The Core Architecture Split
Gunicorn is a battle-tested WSGI server that uses a pre-fork worker model. It's great at managing multiple synchronous Python processes, which was the only way to handle concurrency before async/await became mainstream. It's essentially a process manager for your sync app. Uvicorn, on the other hand, is a pure ASGI server built on uvloop and httptools. It runs a single process that handles thousands of concurrent connections using an event loop. This isn't just an incremental improvement; it's a fundamentally different architecture for the async-first era. Gunicorn feels like managing a fleet of trucks, while Uvicorn is a high-speed train.

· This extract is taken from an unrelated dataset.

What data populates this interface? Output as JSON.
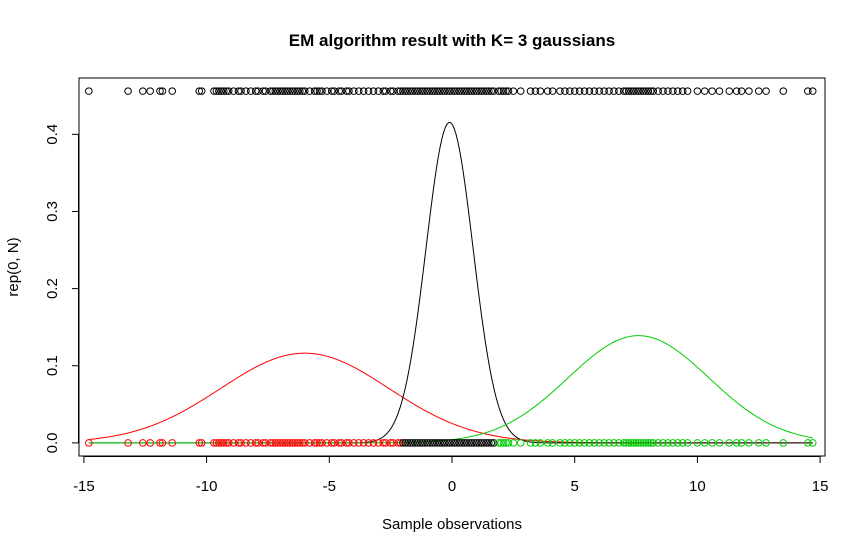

Performance: Async Crushes Sync
For I/O-bound applications (which is most web apps), Uvicorn demolishes Gunicorn in requests per second and latency under concurrent load. A single Uvicorn worker can handle more connections than a pool of 4-8 Gunicorn sync workers because it doesn't block on network calls. Benchmarks with FastAPI or Starlette show order-of-magnitude differences. The Gunicorn camp will argue you can pair it with Uvicorn workers (gunicorn -k uvicorn.workers.UvicornWorker), but that's admitting defeat—you're just using Gunicorn as a pointless wrapper around the superior server.

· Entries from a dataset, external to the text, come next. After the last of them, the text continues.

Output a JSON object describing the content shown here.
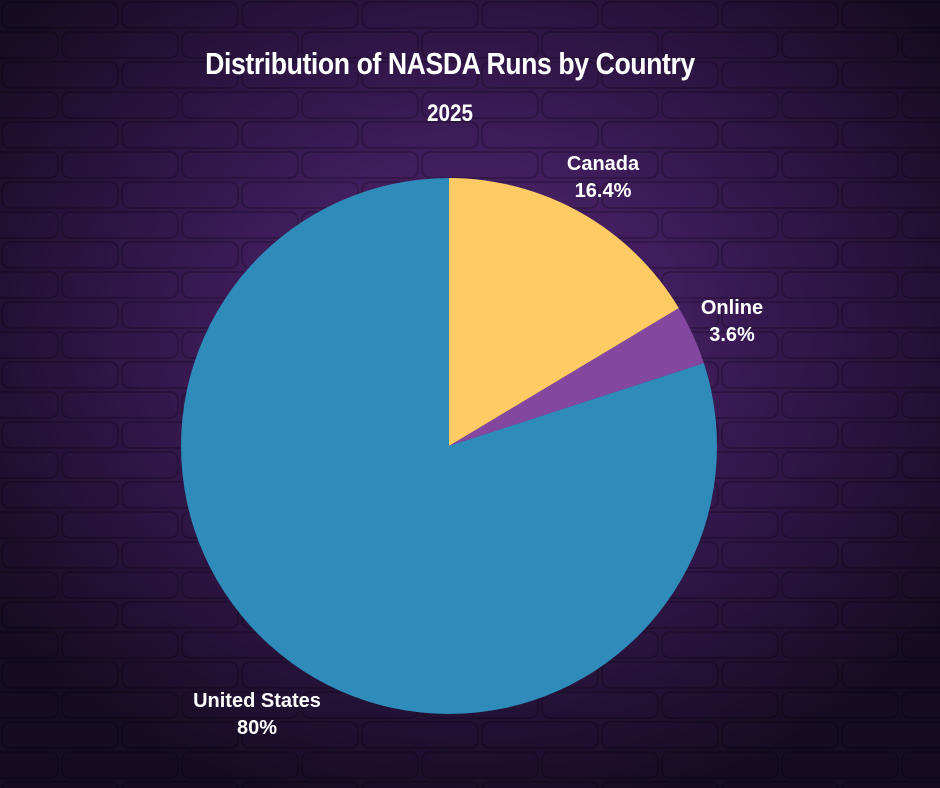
{
  "colors": {
    "background": "#1a0f2a",
    "glow": "#5a2a78",
    "title_text": "#ffffff"
  },
  "chart_data": {
    "type": "pie",
    "title": "Distribution of NASDA Runs by Country",
    "subtitle": "2025",
    "slices": [
      {
        "label": "Canada",
        "value": 16.4,
        "value_label": "16.4%",
        "color": "#fdcb63"
      },
      {
        "label": "Online",
        "value": 3.6,
        "value_label": "3.6%",
        "color": "#8347a0"
      },
      {
        "label": "United States",
        "value": 80,
        "value_label": "80%",
        "color": "#2e8bba"
      }
    ],
    "start_angle": "top",
    "direction": "clockwise"
  }
}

Deployment & Operational Reality
Gunicorn has more knobs and dials for process management, which some sysadmins love. It can gracefully restart workers, has more mature integration with systemd, and feels 'beefy' in traditional deployments. Uvicorn is simpler: you run it, and it serves. For production, you pair it with a process manager like Supervisor or run it behind a reverse proxy like Nginx (which you should do with Gunicorn anyway). The idea that Gunicorn is more 'production-ready' is legacy FUD. Modern platforms like Docker and Kubernetes handle process supervision just fine, making Gunicorn's worker management redundant.
Where Gunicorn Wins
If you're stuck maintaining a massive, monolithic, purely synchronous Django or Flask app with no async views, and you have zero plans to modernize it, Gunicorn is your stable, boring workhorse. It's predictable and has decades of tribal knowledge behind it. Deploying a sync Flask app to a single VPS? Sure, run Gunicorn and call it a day. It's also the safer choice if your team is terrified of async Python and you need to hire from a pool of developers who think gevent is black magic.
The Bottom Line
Choosing Gunicorn for a new project in 2024 is a conscious decision to build on legacy technology. Uvicorn is the present and future for Python web serving. The async ecosystem has won. Your framework (FastAPI, Starlette, modern Django), your database drivers (asyncpg, databases), and your tooling are all built for ASGI. Using Gunicorn for an async app is like putting a governor on a sports car—you're intentionally crippling performance for a false sense of safety. Stop overcomplicating it. Use Uvicorn.
Quick Comparison
| Factor | Gunicorn | Uvicorn |
|---|---|---|
| Primary Protocol | WSGI (sync) | ASGI (async) |
| Concurrency Model | Pre-fork processes (sync workers) | Single-process event loop (async) |
| Performance (I/O-bound) | Good with many workers | Excellent, superior RPS & latency |
| Ease of Configuration | Many options, more complex | Simple, fewer knobs |
| Maturity & Ecosystem | Ancient, extremely stable | Modern, rapidly evolving |
| Memory Usage | Higher (per-worker memory overhead) | Lower (shared process) |
| Modern Framework Fit | Needs compatibility layer for async | Native first-class support |
The Verdict
Use Gunicorn if: You are solely maintaining a large, legacy, synchronous Django/Flask monolith with no async code and your team refuses to learn new things.
Use Uvicorn if: You are building anything new with FastAPI, Starlette, Django Channels, or any async Python framework. This should be 95% of developers.
Consider: For massive sync apps, the hybrid `gunicorn + uvicorn.workers.UvicornWorker` is a transitional path, but it's just a stepping stone to running pure Uvicorn.
Uvicorn is the server for modern Python. If you're building anything with async/await, FastAPI, or Django Channels, Gunicorn is just dead weight. Uvicorn's native ASGI support and raw async performance make it the only sane choice for new projects.